C’est aussi pour cela qu’on pourra trouver l’exercice une nouvelle fois vain, Wakamatsu ne semblant jamais être capable d’aller au-delà du constat, de cette peinture de paumés. Quant au visuel, contrairement aux Anges Violés qui arrivaient à diffuser l’émotion par le biais des regards, ici les choix de photographie tournent rapidement en rond. La séquence d’orgie en couleur en est presque insupportable à force d’incessants balayages. On appréciera donc le film pour son idée aussi pathétique que géniale, celle du sexe en guise de moteur de la révolution. Reste que cette révolution n’aura jamais lieu, sauf dans son introduction soufflante. Heureusement que sa conclusion vaut le coup pour son côté proprement absurde et nihiliste : armez vous de patience, donc.

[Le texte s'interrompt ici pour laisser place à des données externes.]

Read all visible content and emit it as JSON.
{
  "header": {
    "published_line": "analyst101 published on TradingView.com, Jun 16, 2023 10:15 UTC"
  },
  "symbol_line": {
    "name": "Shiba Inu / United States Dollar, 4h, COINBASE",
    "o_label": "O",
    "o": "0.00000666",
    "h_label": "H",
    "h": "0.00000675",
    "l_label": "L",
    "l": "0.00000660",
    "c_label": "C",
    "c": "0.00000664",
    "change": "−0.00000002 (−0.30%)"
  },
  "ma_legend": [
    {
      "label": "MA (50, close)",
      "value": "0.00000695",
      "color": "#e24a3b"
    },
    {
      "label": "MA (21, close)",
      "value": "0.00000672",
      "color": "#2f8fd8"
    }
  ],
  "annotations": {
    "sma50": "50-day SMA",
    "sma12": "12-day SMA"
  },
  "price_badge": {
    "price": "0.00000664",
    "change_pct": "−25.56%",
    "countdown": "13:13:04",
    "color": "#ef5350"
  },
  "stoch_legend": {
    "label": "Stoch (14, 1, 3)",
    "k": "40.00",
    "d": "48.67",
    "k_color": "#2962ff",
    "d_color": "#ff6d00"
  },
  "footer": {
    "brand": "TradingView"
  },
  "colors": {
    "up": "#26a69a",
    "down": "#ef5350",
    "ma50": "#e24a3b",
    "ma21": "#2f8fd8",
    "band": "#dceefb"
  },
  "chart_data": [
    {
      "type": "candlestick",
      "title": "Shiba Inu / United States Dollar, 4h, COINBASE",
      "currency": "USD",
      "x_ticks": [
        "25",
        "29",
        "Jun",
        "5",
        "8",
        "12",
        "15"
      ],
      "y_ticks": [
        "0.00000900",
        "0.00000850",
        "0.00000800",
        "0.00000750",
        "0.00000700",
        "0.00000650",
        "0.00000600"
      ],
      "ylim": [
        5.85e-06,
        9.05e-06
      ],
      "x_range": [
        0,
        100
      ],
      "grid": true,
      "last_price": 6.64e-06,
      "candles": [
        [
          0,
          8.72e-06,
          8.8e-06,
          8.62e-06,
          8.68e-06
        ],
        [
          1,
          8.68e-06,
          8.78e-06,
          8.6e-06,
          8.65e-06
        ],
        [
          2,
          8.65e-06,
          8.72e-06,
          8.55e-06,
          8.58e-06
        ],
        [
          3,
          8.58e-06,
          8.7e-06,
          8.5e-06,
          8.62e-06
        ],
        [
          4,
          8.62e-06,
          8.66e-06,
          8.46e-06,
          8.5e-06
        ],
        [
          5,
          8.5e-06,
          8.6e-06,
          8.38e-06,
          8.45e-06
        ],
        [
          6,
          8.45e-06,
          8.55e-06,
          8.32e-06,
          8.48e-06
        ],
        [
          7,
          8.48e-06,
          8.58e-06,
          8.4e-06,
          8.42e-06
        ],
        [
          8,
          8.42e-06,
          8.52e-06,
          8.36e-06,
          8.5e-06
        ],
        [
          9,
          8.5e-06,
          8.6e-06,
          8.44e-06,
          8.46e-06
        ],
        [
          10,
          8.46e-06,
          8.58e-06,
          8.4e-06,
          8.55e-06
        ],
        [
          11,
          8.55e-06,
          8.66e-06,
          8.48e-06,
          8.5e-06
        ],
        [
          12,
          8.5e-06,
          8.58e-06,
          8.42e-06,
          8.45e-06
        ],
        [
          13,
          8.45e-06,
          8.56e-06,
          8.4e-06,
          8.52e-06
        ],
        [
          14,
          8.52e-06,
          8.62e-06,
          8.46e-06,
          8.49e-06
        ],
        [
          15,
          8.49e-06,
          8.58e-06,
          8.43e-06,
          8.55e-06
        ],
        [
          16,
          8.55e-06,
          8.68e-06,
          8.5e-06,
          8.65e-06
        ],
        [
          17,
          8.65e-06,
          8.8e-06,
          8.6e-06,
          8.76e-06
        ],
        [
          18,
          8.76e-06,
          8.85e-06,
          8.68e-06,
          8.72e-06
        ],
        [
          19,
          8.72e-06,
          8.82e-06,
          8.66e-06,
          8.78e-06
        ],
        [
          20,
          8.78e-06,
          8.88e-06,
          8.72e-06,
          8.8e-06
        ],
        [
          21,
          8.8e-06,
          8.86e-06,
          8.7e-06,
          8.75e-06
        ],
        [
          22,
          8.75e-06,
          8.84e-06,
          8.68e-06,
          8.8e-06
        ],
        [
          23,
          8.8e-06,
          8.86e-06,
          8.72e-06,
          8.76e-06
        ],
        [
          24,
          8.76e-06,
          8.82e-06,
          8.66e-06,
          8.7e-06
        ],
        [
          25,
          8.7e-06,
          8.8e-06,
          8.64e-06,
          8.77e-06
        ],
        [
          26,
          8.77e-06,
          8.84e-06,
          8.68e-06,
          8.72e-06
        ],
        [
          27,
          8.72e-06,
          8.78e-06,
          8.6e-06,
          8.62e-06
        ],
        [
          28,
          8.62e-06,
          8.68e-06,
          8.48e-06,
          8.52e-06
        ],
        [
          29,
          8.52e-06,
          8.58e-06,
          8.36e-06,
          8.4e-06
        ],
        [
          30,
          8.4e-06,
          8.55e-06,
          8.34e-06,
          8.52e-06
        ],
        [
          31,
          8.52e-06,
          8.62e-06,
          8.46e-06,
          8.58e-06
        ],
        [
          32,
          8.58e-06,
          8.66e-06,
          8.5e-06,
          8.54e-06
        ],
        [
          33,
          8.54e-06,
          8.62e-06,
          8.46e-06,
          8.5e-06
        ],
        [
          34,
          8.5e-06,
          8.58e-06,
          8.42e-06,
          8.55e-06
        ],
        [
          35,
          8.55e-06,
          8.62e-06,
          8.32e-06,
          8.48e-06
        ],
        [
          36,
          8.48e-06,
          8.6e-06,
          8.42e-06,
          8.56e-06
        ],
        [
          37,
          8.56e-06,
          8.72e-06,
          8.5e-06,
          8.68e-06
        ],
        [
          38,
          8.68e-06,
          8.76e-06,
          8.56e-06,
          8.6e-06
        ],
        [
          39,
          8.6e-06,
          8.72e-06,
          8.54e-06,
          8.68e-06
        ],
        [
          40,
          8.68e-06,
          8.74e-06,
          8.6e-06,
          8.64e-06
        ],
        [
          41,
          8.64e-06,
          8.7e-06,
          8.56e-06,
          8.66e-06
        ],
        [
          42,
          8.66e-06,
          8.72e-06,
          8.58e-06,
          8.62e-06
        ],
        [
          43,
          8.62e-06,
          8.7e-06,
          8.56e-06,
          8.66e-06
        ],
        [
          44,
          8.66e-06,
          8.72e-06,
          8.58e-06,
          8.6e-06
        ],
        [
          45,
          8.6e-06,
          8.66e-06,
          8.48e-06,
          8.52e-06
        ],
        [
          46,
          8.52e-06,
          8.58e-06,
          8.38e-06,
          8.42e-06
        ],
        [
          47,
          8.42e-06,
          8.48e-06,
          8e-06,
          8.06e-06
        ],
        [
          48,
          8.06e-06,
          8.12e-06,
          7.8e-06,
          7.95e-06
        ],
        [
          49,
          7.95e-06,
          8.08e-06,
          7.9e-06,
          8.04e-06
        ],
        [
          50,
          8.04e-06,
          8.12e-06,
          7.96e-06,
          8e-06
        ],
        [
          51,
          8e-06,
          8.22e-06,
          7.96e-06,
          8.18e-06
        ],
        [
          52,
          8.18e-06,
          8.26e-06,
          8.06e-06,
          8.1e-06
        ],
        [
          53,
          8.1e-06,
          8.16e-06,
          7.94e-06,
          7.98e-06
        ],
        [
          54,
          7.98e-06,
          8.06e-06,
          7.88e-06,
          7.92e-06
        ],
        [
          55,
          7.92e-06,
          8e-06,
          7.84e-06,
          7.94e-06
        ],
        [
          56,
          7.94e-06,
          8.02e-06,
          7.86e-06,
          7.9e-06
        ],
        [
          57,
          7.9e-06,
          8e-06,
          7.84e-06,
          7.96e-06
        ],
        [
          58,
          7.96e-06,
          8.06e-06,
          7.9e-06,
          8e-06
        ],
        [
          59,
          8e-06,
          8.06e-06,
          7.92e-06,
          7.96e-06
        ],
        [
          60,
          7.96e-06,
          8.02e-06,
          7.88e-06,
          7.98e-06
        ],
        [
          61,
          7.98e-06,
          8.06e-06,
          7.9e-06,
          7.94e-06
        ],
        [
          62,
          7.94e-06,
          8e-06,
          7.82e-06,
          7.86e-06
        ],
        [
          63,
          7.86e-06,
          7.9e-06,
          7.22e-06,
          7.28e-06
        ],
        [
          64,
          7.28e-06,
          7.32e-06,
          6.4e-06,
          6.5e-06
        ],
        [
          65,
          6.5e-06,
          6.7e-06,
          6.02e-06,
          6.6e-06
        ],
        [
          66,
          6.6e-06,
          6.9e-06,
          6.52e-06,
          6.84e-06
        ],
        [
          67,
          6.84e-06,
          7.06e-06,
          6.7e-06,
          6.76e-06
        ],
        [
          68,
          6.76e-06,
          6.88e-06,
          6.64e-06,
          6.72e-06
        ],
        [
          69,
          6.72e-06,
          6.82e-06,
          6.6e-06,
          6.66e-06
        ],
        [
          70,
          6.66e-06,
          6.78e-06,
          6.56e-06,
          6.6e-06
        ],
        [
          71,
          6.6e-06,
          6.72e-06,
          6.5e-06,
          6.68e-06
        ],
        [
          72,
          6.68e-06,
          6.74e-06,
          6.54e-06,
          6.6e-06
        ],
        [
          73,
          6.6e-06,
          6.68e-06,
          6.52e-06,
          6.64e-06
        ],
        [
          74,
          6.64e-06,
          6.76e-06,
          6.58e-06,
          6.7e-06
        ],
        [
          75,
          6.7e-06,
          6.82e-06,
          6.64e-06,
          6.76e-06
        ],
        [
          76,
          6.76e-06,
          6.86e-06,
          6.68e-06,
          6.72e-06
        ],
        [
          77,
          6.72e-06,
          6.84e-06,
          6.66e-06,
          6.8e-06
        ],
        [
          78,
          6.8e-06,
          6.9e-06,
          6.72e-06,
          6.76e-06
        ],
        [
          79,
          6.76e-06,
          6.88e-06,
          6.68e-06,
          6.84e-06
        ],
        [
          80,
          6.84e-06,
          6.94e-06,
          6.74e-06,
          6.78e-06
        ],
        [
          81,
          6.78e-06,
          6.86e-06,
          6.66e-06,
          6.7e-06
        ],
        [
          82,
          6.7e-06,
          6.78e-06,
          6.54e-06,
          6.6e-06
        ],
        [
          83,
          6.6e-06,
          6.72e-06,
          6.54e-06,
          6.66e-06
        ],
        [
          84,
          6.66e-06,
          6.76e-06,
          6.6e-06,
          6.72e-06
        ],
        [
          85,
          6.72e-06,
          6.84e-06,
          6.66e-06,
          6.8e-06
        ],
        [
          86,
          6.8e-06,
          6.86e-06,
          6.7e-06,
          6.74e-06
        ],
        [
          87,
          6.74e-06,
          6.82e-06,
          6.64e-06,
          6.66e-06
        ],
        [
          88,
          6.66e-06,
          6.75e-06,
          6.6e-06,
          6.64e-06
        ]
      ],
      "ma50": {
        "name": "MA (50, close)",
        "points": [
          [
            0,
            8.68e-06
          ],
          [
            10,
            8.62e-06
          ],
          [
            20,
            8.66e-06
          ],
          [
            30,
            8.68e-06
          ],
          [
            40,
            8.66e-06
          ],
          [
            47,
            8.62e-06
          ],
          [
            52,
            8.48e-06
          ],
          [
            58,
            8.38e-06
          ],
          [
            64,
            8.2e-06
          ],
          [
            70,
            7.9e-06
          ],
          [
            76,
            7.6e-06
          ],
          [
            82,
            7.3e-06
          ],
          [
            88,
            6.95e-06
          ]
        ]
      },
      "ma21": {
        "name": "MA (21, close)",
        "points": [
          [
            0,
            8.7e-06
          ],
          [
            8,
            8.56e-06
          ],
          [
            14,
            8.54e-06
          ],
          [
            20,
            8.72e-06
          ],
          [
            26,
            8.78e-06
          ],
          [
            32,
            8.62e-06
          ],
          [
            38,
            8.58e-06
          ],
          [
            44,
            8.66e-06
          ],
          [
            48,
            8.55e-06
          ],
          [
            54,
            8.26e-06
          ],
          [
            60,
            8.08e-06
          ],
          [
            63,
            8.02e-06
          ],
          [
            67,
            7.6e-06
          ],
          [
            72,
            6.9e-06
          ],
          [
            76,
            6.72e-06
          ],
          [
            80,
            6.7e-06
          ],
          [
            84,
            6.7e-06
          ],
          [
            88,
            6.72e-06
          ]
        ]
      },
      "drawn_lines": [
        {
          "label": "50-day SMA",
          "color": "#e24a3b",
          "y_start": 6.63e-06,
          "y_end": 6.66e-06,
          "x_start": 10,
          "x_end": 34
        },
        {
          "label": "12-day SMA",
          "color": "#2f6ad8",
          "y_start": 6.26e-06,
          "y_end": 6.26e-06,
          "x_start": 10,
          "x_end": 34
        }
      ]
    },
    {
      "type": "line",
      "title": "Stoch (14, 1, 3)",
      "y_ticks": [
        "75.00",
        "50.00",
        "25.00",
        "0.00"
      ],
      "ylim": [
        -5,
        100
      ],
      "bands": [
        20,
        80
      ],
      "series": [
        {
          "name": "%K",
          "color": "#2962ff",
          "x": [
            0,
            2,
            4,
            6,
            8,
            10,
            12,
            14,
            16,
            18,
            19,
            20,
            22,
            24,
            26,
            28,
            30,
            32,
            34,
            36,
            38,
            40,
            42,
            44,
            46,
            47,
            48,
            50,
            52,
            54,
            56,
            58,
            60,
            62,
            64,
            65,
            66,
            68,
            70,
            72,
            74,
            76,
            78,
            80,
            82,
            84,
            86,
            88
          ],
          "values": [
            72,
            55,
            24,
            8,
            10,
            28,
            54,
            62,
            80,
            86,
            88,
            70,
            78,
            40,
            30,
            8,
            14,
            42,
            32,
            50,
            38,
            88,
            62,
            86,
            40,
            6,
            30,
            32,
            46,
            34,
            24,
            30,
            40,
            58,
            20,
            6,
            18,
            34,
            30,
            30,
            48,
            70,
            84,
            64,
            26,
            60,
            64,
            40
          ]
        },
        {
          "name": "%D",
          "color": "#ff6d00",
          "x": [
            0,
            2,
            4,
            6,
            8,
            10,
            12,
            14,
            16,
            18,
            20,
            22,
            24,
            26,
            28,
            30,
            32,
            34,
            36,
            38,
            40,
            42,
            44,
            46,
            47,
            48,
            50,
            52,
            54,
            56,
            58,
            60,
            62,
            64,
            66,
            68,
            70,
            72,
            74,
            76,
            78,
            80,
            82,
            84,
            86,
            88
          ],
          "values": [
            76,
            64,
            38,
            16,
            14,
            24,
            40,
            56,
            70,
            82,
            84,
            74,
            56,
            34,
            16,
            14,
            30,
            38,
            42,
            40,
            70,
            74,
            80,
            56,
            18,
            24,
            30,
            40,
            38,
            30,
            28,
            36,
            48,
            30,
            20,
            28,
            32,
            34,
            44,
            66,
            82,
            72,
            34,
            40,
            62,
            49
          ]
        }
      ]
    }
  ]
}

Pas solidaire du spectateur...
Si Sex Jack reflète l'air du temps d'un Japon où les étudiants contestaient le renouvellement du Pacte de Sécurité américano-japonais, il ne le transcende que trop rarement. Le plus beau moment du film, c'est encore son ouverture montrant la répression des manifestations d'époque prise sur le vif par Wakamatsu, passage d'intérêt documentaire autant que cinématographique. La suite? C'est le tableau de la façon dont l'ordre établi réussit à faire se confronter les unes aux autres les forces contestataires. Le jeune voleur du film, être pour qui seule compte la survie, incarne à la fois le type de personne que prétendent aider les gauchistes et une forme de regard extérieur/révélateur. La méfiance qu'il subit, c'est celle de gauchistes n'ayant plus confiance en personne et cherchant à mettre à terre leurs rivaux. La scène de son "viol" démontre d'ailleurs par son grotesque (c'est la seule solidarité qu'ils ont à lui offrir) les limites de ces désirs de révolution se heurtant de plein fouet au monde réel. Désirs qui vont se radicaliser dans la violence. Et c'est quand le film rend compte de cette radicalisation à coup de coupures de presse, de photos et d'une poursuite de fin de film que Wakamatsu retrouve son sens de l'air du temps. Le reste du temps, les parti pris du film (peu de ruptures, plans étirés, cadrages travaillés et souvent plongeants rendant compte du sentiment d'oppression des personnages) finissent par leur quasi-systématisme à produire un effet de monotonie. Surtout, on a le sentiment que d'autres cinéastes (Godard, Bertolucci) ont mieux rendu compte des lendemains révolutionnaires sixties qui déchantent. Dommage...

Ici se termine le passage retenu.